The rain fell so hard that, in the headlights, the entire world seemed to be melting. The vaguely phosphorescent landscape shimmered as though every acre of it must be liquefied and in motion, seeking a drain into which to pour itself.
“Ma’am, the closest town of any size where they might sell guns is back in Barstow. And they don’t just let you put your money down and walk out ten minutes later with a bazooka or whatever it is you think I need. There are waiting periods, police checks, all that.”
“That’s certainly true in Barstow and in Vegas, but there’s a lot of territory between the two.”
“A lot of mostly really empty territory.”

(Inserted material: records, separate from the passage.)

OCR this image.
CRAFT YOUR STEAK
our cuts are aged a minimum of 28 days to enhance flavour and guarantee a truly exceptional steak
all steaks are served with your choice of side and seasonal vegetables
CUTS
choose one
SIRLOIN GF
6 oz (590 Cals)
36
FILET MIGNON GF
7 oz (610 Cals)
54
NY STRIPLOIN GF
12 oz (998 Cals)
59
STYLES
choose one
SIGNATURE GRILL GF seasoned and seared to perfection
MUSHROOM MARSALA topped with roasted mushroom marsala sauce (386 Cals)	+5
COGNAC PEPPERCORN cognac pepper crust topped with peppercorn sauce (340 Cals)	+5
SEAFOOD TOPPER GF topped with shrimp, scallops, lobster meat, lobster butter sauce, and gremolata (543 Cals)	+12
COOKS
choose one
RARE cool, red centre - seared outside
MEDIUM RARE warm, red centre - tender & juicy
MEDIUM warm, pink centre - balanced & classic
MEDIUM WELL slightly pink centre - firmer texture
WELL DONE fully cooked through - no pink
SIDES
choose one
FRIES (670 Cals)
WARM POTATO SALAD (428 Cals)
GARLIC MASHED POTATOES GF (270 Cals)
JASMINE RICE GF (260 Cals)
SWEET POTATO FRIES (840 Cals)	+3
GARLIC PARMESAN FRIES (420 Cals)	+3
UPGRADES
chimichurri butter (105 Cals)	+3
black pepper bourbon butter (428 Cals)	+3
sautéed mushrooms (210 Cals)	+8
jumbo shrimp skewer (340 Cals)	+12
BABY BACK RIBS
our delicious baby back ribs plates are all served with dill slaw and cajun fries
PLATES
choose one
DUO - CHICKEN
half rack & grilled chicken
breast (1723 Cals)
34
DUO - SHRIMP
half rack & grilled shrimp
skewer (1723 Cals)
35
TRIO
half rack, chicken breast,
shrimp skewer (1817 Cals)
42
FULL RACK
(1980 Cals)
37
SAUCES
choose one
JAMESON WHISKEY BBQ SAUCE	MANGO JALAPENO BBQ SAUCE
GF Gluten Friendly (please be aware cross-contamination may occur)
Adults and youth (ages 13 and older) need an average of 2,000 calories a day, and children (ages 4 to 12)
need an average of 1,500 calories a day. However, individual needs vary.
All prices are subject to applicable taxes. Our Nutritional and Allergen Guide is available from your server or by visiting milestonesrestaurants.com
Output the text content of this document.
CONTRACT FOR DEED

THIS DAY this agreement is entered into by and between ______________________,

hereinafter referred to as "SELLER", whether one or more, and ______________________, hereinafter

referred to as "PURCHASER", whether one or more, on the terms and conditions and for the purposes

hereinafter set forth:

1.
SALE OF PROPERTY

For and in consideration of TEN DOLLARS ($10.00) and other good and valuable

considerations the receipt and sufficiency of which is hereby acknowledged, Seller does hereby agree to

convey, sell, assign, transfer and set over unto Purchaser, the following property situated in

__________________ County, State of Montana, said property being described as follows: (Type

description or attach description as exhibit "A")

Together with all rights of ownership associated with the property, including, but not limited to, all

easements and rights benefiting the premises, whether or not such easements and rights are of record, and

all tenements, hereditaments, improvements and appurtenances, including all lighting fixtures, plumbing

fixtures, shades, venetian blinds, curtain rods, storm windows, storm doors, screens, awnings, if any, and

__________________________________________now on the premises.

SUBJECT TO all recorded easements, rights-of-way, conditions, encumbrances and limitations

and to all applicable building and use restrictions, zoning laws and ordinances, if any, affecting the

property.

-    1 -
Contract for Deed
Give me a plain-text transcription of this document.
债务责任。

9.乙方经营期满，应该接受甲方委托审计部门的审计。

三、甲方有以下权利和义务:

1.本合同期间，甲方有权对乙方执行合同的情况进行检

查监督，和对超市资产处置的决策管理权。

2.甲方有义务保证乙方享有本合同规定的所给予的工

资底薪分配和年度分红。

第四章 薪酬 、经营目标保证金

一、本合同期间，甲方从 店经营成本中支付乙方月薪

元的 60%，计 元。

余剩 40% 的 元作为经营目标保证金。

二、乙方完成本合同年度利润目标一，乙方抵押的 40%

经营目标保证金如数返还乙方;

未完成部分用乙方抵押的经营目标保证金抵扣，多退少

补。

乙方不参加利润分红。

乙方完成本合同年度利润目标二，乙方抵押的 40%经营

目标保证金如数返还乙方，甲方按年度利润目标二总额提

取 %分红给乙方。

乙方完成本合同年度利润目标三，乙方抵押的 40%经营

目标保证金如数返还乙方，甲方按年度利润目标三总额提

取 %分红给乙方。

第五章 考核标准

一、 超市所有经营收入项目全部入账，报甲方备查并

“Not as empty as you think, sweetie. And some places out there, nobody bothers much with waiting periods and the like. What we need to do at this particular time in this particular place is take a side trip to Mazie’s and get what you need.”
“Mazie’s? What is Mazie’s?” I asked with some doubt and a little suspicion.
“It’s not a whorehouse, though it might sound like one,” Mrs. Fischer said. “Mazie and her sons, Tracker and Leander, do a bit of this and that, and they do it all well.”